Some people and clan associations speak of a "sept list" to indicate the various names associated with their clan.  It is the official position of the Clan Donald-USA Genealogy Committee that this an improper use of the term, at least when speaking of Clan Donald, and probably when speaking of any Highland clan.  Our preferred terminology is "Families of Clan Donald."  Names and Families of Clan Donald, (our Clan Donald family is "MacKelloch").

From "List of Clans Septs and Dependents", from the "Electric Scotland" site:

The variety of surnames within a Scottish clan do not represent separate and definable sub-clans but instead reflect the vagaries of transition of the Gaels into the English naming system as well as marriages, migrations and occupations.  The main family itself may have developed a variety of surnames.  The preferred modern usage is to avoid the use of the term "sept" and to simply describe these names as what they are - surnames of the family and of allied or dependent families.  It is preferable to speak of "The names and families of Clan X" rather to call a name "a sept of Clan X".  "Sept" is actually a term borrowed from Irish culture in the nineteenth century to explain the use of a variety of surnames by members of a single clan.  Where Scots would say "MacGregor and his clan" and Irish historian might say "O'Neill and his sept".  (Read More, from: "List of Clans Septs and Dependents").

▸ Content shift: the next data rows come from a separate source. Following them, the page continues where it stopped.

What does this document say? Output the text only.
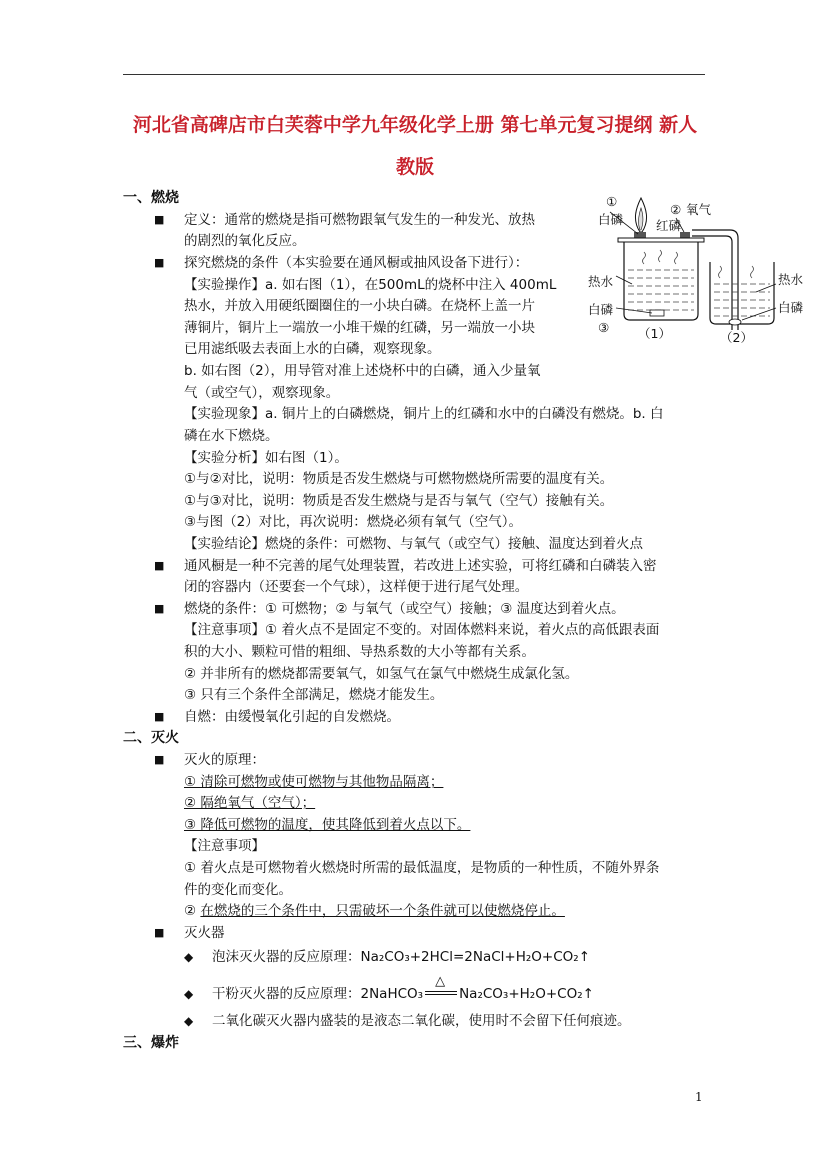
河北省高碑店市白芙蓉中学九年级化学上册 第七单元复习提纲 新人
教版
①
白磷
② 氧气
红磷
热水
白磷
③ （1）
热水
白磷
（2）
一、燃烧
■ 定义：通常的燃烧是指可燃物跟氧气发生的一种发光、放热
的剧烈的氧化反应。
■ 探究燃烧的条件（本实验要在通风橱或抽风设备下进行）：
【实验操作】a. 如右图（1），在500mL的烧杯中注入 400mL
热水，并放入用硬纸圈圈住的一小块白磷。在烧杯上盖一片
薄铜片，铜片上一端放一小堆干燥的红磷，另一端放一小块
已用滤纸吸去表面上水的白磷，观察现象。
b. 如右图（2），用导管对准上述烧杯中的白磷，通入少量氧
气（或空气），观察现象。
【实验现象】a. 铜片上的白磷燃烧，铜片上的红磷和水中的白磷没有燃烧。b. 白
磷在水下燃烧。
【实验分析】如右图（1）。
①与②对比，说明：物质是否发生燃烧与可燃物燃烧所需要的温度有关。
①与③对比，说明：物质是否发生燃烧与是否与氧气（空气）接触有关。
③与图（2）对比，再次说明：燃烧必须有氧气（空气）。
【实验结论】燃烧的条件：可燃物、与氧气（或空气）接触、温度达到着火点
■ 通风橱是一种不完善的尾气处理装置，若改进上述实验，可将红磷和白磷装入密
闭的容器内（还要套一个气球），这样便于进行尾气处理。
■ 燃烧的条件：① 可燃物；② 与氧气（或空气）接触；③ 温度达到着火点。
【注意事项】① 着火点不是固定不变的。对固体燃料来说，着火点的高低跟表面
积的大小、颗粒可惜的粗细、导热系数的大小等都有关系。
② 并非所有的燃烧都需要氧气，如氢气在氯气中燃烧生成氯化氢。
③ 只有三个条件全部满足，燃烧才能发生。
■ 自燃：由缓慢氧化引起的自发燃烧。
二、灭火
■ 灭火的原理：
① 清除可燃物或使可燃物与其他物品隔离；
② 隔绝氧气（空气）；
③ 降低可燃物的温度，使其降低到着火点以下。
【注意事项】
① 着火点是可燃物着火燃烧时所需的最低温度，是物质的一种性质，不随外界条
件的变化而变化。
② 在燃烧的三个条件中，只需破坏一个条件就可以使燃烧停止。
■ 灭火器
◆ 泡沫灭火器的反应原理：Na₂CO₃+2HCl=2NaCl+H₂O+CO₂↑
◆ 干粉灭火器的反应原理：2NaHCO₃
△
Na₂CO₃+H₂O+CO₂↑
◆ 二氧化碳灭火器内盛装的是液态二氧化碳，使用时不会留下任何痕迹。
三、爆炸
1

See: Historical Background of The Killough Family for more information about the relationship between the MacDonalds and our ancestors the MacKellochs.

The following is a copy of a summation of an article in the book "A List of Clans and Septs of Scottish Highlands of Scotland", by Frank Adams and Ennis of Le Amey.  The writer of the summation, John Allen Killough, one of the founders of the Killough reunion group meeting in Jacksonville, TX, did extensive research on the Killough name.

The word Clan means children of or family in Gaelic.  Only the blood relatives of the Chief make up the true clan.  The Septs are the main work force for labor and for the army for protection.  There is nothing democratic in the clan system.  The Chief owns all land and property and gives every family its place in the clan.  Authority in the clan goes to the family and not to any individual.  The Chief picks his head family early and all families following are under all families picked ahead of them.

There are four groups of families.  Number 1 is the military leaders.  Number 2 food producers in cattle.  Number 3 farming.  Number 4 were the plain soldiers.  They came from the Sept class.  Most families in the Septs were first class slaves to all families listed above them.  The higher ranked Septs or families would be served first to all things given out by the head men in the clan.  All families were numbered and that showed their position or status in the clan.  The larger the position or status in the clan, the smaller the number.  The less important in the clan and less authority the Sept had, the larger their number.

MacCeallaigh is the original name that later became MacKelloe in Scotland and later Killough in Ireland and is spelled many different ways since then.  In the MacDonald Clan, there are eleven Septs with thirty nine families ahead of the MacCealleigh in prestige in the clan. 

According to Edward MacLysaght, writer of "Supplement to Irish Families," he says that the Killough name comes from the Scottish name MacKelloch, see quote(See also: Earliest Known Killough/Kalloch History, and Variant Spellings of the Killough Name).

Only a MacDonald could wear the full MacDonald plaid tartan.  All others were tartans that showed their work as soldiers, herdsmen, farmers or craftsmen.  A small amount of the MacDonald plaid showed on all tartans to show that they belonged to the MacDonald Clan.

Following is the "Modern MacDonald Tartan" from Clan Donald-USA, (click the image to visit the Clan Donald-USA website).  This is the tartan sett that is used on the left-hand side of the framed pages of our website.


At our 133rd reunion in 2000, Douglas MacDonald, high commissioner of Clan Donald, was the guest speaker.  Clan Donald, from whom all Kalloch's descend, is the greatest and largest of the Highland clans, beginning its recorded history in 1156. Mr. MacDonald explained how Clan Donald USA is the largest clan organization in America, with over 5000 members.  Materials and applications were available for the attendees of the reunion to peruse.